Why I Chose to Study Politics and Portuguese

by | Jan 9, 2024 | Languages and Cultures, Politics, Philosophy and Economics, Undergraduate | 0 comments

Hi, I’m Daniel and I study Politics and Portuguese; it is a 4 year degree with a year abroad where you can choose to study and/or work in a Portuguese speaking country. I chose this degree to learn about Portuguese culture to further connect with my heritage while also studying politics which I strongly enjoy here at Manchester.

The course structure was pretty straight forwards for me, I was automatically enrolled in the Portuguese language modules (Portuguese 1 and 2) and also the culture module for Portuguese; after I had the choice to pick between a variety of Politics modules; when choosing modules I looked at modules in the second year to see what they required from first year module options. If you are struggling with module selection, like I was, there is support that helped me at the Samuel Alexander Building. In second year you choose between or select two different Portuguese culture modules and you also enrol in one Portuguese language module. In second year there is more choice of Politics modules which you select 60 credits of; if you only select one (and not two) of the Lusophone Culture modules, you can enrol in a free module from another course such as Art history, Ancient history or many others; you can also look at selecting modules from the University College for Interdisciplinary Learning (UCIL) which uses a blended approach of in person and online learning.

My favourite module of first year was Comparative Politics. Looking at a variety of countries throughout the module was very insightful as it was not as eurocentric as I thought it might be, and also what made it so good were the engaging tutorials where there was lots of student participation (because participation counted twords five percent of our grade). Like with many modules in general the more you engage in seminars and language classes the more you will get out of them. The better my tutorials were, the better I found the module; tutorials are incredibly useful for essays as you get instant feedback on your ideas and interpretations of your readings. Of my Portuguese courses I enjoyed both semesters of the Introduction to the Cultures of the Lusophone World; the module is structured as a 20 credit module where I studied Portuguese and Lusophone African history and literature in the first semester and then Brazillian history and literature in the second semester, this module had both essay and exam components to the assessment. I personally preferred having essays rather than exams as there is more time to work on an essay, for others they might prefer how they perform in timed conditions, so selecting modules that are assessed in a way you feel that you can do your best in is important.

Most language opportunities are aimed at Spanish courses, but you can definitely take advantage of getting wider knowledge about the Hispanic world if you choose to; however I would highly recommend taking advantage of Café Lusófono, a fairly regular event where Portuguese learners and fluent speakers come to chat and practice language skills; there are also free snacks and coffee.

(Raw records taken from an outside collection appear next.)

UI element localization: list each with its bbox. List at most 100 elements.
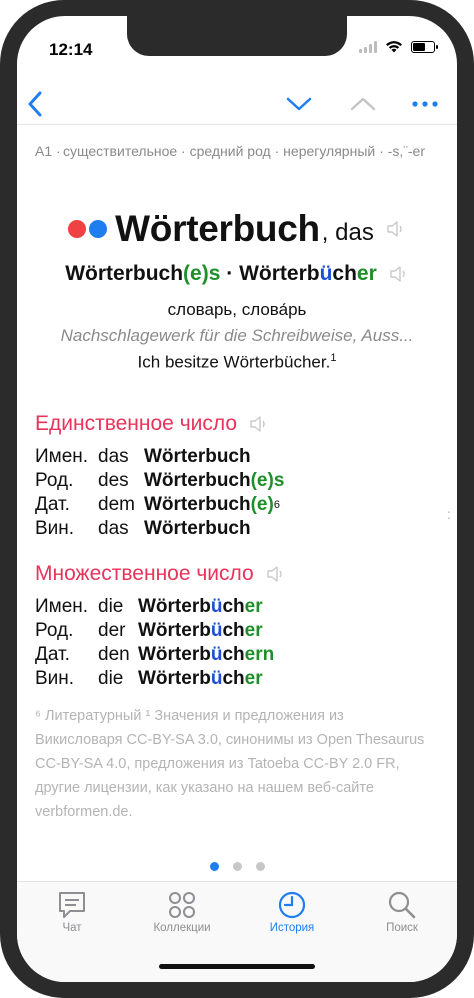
side-scroll-marker: : bbox=[447, 506, 451, 522]
singular-section-title: Единственное число bbox=[35, 412, 269, 436]
chat-icon bbox=[59, 892, 85, 918]
plural-title-text: Множественное число bbox=[35, 562, 254, 585]
notch bbox=[127, 16, 347, 56]
signal-icon bbox=[359, 40, 377, 53]
tab-collections[interactable]: Коллекции bbox=[127, 890, 237, 934]
table-row: Дат. den Wörterb ü ch ern bbox=[35, 643, 274, 667]
plural-stem: Wörterb bbox=[239, 262, 320, 285]
noun-umlaut: ü bbox=[210, 620, 223, 641]
example-sentence: Ich besitze Wörterbücher.1 bbox=[17, 352, 457, 373]
table-row: Вин. das Wörterbuch bbox=[35, 517, 284, 541]
noun-stem: Wörterb bbox=[138, 596, 211, 617]
genitive-stem: Wörterbuch bbox=[65, 262, 184, 285]
table-row: Род. des Wörterbuch (e)s bbox=[35, 469, 284, 493]
noun-umlaut: ü bbox=[210, 596, 223, 617]
plural-form: Wörterbücher bbox=[239, 262, 377, 286]
footnote-mark: 6 bbox=[273, 499, 280, 511]
noun-umlaut: ü bbox=[210, 644, 223, 665]
speaker-icon[interactable] bbox=[266, 565, 286, 583]
table-row: Дат. dem Wörterbuch (e) 6 bbox=[35, 493, 284, 517]
wifi-icon bbox=[386, 41, 402, 53]
search-icon bbox=[388, 891, 416, 919]
plural-mid: ch bbox=[332, 262, 357, 285]
tab-label: Коллекции bbox=[153, 922, 211, 934]
translation: словарь, слова́рь bbox=[167, 300, 307, 319]
noun-ending: (e)s bbox=[250, 470, 285, 491]
definition[interactable]: Nachschlagewerk für die Schreibweise, Au… bbox=[35, 326, 439, 346]
forms-line: Wörterbuch(e)s · Wörterbücher bbox=[17, 262, 457, 286]
noun-mid: ch bbox=[222, 596, 245, 617]
tab-chat[interactable]: Чат bbox=[17, 890, 127, 934]
page-dot[interactable] bbox=[232, 862, 242, 871]
noun-stem: Wörterb bbox=[138, 644, 211, 665]
noun-ending: er bbox=[244, 620, 263, 641]
tab-label: Чат bbox=[62, 922, 82, 934]
singular-table: Имен. das Wörterbuch Род. des Wörterbuch… bbox=[35, 445, 284, 541]
noun-mid: ch bbox=[222, 668, 245, 689]
page-dot-active[interactable] bbox=[209, 862, 219, 871]
headword-article: , das bbox=[321, 219, 374, 246]
more-dots-icon bbox=[412, 101, 438, 107]
more-button[interactable] bbox=[407, 86, 443, 122]
screen: 12:14 A1 · существительное · средний род… bbox=[17, 16, 457, 982]
case-label: Вин. bbox=[35, 668, 75, 689]
level-badge: A1 · bbox=[35, 143, 61, 159]
nav-separator bbox=[17, 124, 457, 125]
tab-label: История bbox=[269, 922, 315, 934]
tab-search[interactable]: Поиск bbox=[347, 890, 457, 934]
case-label: Имен. bbox=[35, 596, 89, 617]
plural-table: Имен. die Wörterb ü ch er Род. der Wörterb ü… bbox=[35, 595, 274, 691]
page-dot[interactable] bbox=[255, 862, 265, 871]
article: der bbox=[98, 620, 126, 641]
previous-entry-button[interactable] bbox=[345, 86, 381, 122]
table-row: Имен. das Wörterbuch bbox=[35, 445, 284, 469]
history-icon bbox=[278, 891, 306, 919]
case-label: Род. bbox=[35, 470, 74, 491]
plural-ending: er bbox=[356, 262, 377, 285]
headword-row: Wörterbuch , das bbox=[17, 208, 457, 250]
headword: Wörterbuch bbox=[115, 208, 320, 249]
noun-mid: ch bbox=[222, 644, 245, 665]
table-row: Вин. die Wörterb ü ch er bbox=[35, 667, 274, 691]
article: den bbox=[98, 644, 130, 665]
noun-stem: Wörterb bbox=[138, 620, 211, 641]
grammar-info: A1 · существительное · средний род · нер… bbox=[35, 142, 443, 161]
article: das bbox=[98, 446, 129, 467]
case-label: Вин. bbox=[35, 518, 75, 539]
nav-bar bbox=[17, 86, 457, 126]
case-label: Дат. bbox=[35, 494, 70, 515]
table-row: Род. der Wörterb ü ch er bbox=[35, 619, 274, 643]
tab-history[interactable]: История bbox=[237, 890, 347, 934]
back-button[interactable] bbox=[17, 86, 53, 122]
case-label: Дат. bbox=[35, 644, 70, 665]
grammar-text: существительное · средний род · нерегуля… bbox=[63, 143, 425, 159]
home-indicator[interactable] bbox=[159, 964, 315, 969]
noun-form: Wörterbuch bbox=[144, 470, 251, 491]
plural-section-title: Множественное число bbox=[35, 562, 286, 586]
license-footnote: ⁶ Литературный ¹ Значения и предложения … bbox=[35, 708, 425, 820]
noun-ending: er bbox=[244, 668, 263, 689]
page-indicator[interactable] bbox=[17, 862, 457, 871]
speaker-icon[interactable] bbox=[389, 265, 409, 283]
chevron-down-icon bbox=[286, 97, 312, 111]
example-footnote-mark: 1 bbox=[330, 352, 337, 364]
tab-label: Поиск bbox=[386, 922, 418, 934]
next-entry-button[interactable] bbox=[281, 86, 317, 122]
genitive-form: Wörterbuch(e)s bbox=[65, 262, 220, 286]
noun-form: Wörterbuch bbox=[144, 518, 251, 539]
speaker-icon[interactable] bbox=[386, 220, 406, 238]
status-icons bbox=[359, 40, 438, 53]
noun-form: Wörterbuch bbox=[144, 446, 251, 467]
status-time: 12:14 bbox=[49, 40, 93, 59]
frequency-dot-blue bbox=[89, 220, 108, 238]
singular-title-text: Единственное число bbox=[35, 412, 238, 435]
frequency-dot-red bbox=[68, 220, 87, 238]
noun-ending: (e) bbox=[250, 494, 274, 515]
case-label: Род. bbox=[35, 620, 74, 641]
plural-umlaut: ü bbox=[319, 262, 333, 285]
noun-form: Wörterbuch bbox=[144, 494, 251, 515]
speaker-icon[interactable] bbox=[249, 415, 269, 433]
table-row: Имен. die Wörterb ü ch er bbox=[35, 595, 274, 619]
device-frame: 12:14 A1 · существительное · средний род… bbox=[0, 0, 474, 998]
article: das bbox=[98, 518, 129, 539]
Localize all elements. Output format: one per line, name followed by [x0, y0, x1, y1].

It’s also a great place to learn more about the year abroad from fourth year students. There are lots of societies at Manchester that can help you find internships as well as the Careers Service which sends regular emails of new opportunities. To get more experience volunteering, there are also plenty of ways to get involved within societies, hall executive committees and as course representatives where you can meet others with similar interests to you; you might also consider taking up paid roles at the university.

Definitely consider studying here not only for your studies but to enrich your life more broadly with the various activities around the city that you may be interested in.